Unfortunately, this support consists of providing “shim” code that politely informs users of such devices that your app will not run on them, should they presume to try.

Perhaps XE7 will support more diverse devices ? Though whether any such future “support” will consist of more Apology Shim’s or actual support, developers will just have to wait to find out.

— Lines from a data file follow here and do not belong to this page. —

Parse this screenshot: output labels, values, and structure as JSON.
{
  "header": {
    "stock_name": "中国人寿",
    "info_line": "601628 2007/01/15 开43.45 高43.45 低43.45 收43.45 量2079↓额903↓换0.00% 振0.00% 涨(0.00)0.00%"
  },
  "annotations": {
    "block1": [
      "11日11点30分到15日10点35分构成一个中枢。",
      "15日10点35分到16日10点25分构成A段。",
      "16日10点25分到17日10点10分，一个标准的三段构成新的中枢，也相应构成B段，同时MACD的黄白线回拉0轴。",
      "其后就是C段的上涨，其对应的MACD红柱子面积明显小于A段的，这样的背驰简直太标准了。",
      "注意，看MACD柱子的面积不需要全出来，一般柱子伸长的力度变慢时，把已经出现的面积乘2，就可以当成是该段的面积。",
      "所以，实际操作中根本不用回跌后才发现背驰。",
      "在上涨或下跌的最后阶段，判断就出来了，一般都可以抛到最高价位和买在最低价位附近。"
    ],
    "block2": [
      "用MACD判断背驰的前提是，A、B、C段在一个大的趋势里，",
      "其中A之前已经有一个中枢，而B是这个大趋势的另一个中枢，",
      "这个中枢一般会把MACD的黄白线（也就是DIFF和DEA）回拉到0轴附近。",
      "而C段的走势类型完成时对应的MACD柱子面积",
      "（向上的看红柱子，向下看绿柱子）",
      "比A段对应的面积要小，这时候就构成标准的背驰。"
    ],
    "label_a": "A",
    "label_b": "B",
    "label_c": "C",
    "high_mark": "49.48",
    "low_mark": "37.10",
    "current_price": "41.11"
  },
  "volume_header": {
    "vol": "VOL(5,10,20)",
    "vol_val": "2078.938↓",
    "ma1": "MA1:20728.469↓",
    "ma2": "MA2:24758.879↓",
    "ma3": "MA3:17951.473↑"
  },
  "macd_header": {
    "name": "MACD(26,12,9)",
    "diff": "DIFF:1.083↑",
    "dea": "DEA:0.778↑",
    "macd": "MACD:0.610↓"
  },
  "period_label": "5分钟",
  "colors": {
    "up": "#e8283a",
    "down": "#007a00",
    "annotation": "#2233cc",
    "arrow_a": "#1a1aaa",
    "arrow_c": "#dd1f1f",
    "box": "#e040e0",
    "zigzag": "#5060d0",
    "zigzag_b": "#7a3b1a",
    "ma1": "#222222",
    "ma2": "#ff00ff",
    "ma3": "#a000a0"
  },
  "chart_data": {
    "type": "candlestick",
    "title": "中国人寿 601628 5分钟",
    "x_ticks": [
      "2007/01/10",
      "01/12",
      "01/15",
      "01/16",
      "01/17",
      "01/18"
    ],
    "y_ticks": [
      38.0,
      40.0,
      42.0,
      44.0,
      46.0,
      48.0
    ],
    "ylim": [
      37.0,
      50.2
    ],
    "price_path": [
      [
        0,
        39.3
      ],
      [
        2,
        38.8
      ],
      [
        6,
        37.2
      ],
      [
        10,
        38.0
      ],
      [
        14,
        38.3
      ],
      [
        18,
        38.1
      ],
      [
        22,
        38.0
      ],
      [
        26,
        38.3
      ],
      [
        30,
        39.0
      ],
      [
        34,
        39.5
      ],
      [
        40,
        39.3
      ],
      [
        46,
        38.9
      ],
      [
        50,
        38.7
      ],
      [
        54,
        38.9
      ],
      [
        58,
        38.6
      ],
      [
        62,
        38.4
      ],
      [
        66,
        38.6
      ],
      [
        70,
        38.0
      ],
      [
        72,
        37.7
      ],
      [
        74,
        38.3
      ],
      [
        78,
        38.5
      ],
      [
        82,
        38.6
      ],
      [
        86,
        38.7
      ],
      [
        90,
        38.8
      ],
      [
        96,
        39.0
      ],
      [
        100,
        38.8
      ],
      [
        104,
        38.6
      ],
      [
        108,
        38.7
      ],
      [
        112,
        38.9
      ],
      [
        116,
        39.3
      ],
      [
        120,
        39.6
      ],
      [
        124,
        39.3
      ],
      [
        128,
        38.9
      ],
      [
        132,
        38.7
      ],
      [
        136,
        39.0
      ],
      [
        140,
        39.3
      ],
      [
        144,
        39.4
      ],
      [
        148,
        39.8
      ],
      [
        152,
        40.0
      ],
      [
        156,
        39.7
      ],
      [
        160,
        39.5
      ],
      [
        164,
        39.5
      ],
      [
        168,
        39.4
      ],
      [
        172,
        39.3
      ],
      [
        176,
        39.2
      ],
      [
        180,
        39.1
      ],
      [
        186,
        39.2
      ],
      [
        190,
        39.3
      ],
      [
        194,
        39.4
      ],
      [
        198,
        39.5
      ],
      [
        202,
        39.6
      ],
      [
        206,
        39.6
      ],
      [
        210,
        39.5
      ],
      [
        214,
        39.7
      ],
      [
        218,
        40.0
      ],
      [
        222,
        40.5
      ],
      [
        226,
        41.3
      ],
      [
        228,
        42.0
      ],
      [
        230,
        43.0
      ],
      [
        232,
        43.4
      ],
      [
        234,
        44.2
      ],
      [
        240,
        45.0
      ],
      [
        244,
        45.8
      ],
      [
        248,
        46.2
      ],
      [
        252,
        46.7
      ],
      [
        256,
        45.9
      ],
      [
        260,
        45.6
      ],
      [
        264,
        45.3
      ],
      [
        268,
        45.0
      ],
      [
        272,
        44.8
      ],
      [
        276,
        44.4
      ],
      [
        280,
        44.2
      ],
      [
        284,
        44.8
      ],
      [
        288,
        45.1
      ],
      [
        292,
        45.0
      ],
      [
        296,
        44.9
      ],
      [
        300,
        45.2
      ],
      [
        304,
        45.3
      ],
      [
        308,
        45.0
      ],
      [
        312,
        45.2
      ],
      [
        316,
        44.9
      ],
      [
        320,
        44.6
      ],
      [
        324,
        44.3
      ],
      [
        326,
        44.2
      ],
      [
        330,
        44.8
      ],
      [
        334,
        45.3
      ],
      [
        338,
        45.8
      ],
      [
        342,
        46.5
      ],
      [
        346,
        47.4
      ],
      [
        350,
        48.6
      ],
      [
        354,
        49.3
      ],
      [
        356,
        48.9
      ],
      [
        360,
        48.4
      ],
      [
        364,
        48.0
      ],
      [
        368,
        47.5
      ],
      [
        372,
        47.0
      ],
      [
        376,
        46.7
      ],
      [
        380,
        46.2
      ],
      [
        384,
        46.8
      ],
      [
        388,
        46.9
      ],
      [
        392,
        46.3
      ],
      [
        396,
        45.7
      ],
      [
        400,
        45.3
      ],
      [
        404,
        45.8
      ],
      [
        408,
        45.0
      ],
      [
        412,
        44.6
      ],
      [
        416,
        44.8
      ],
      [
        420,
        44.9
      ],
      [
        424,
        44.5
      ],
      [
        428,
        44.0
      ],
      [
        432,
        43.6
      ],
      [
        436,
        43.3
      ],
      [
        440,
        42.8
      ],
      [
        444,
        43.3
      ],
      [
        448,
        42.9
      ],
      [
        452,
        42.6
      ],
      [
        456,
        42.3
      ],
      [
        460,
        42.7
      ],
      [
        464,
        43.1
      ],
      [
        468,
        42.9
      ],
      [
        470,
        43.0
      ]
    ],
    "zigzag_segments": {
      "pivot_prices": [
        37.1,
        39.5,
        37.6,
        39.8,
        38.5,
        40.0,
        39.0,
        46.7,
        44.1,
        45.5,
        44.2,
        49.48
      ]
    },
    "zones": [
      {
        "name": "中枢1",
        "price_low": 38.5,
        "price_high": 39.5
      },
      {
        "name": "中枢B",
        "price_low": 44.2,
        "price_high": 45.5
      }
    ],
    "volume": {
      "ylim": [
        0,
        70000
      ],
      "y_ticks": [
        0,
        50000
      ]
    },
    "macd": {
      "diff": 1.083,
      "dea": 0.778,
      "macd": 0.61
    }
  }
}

7 thoughts on “Did you get the Memo ?”

  1. When I brought x86 Android and other issues up in response to an MVP’s brief blog post that hailed Delphi as the “perfect mobile development solution”, I expected to begin a dialogue in which we could agree that there was no perfect solution and may never be. Instead, I was told that what I wrote was “controversial” and thus they refused to publish the comment and suggested I take it somewhere else. 🙁

    What I don’t understand about Delphi is that they have an x86 compiler, so why can’t it compile for Android x86? I can never get an answer to this that I can understand; there was even something about the iOS support creating an x86 binary or something. Aren’t they using LLVM now for the compiler which targets both x86 and ARM?

  2. In regards to XE7, DelphiHaters published part of a leaked changelog for an XE7 beta with a link to the full file. There was nothing about x86 Android support, nor anything about a unified LLVM-based desktop compiler that they’ve been teasing us about for at least a year. There were a handful of FireMonkey enhancements, a bit of unit reorganizing, and what is probably the big item, a “Multi-Device Designer” for UIs. The only real language change is being able to treat dynamic arrays something like strings (join them with “+”, etc.), long after everyone’s already begun using lists because of the limitations of dynamic arrays.

  3. >Still not much market share currently (probably less than 1%)<
    so this posting seems to be irrelevant?!?, as put:
    "much ado about (nearly)nothing" ? 😉

    1. Does Intel have a long way to go before x86 is an important and significant proportion of the total Android market ? Absolutely. Bear in mind that once upon a time Android itself had 0% market share. 😉

      But this cannot be both “irrelevant” and “controversial” (see Joseph’s comment).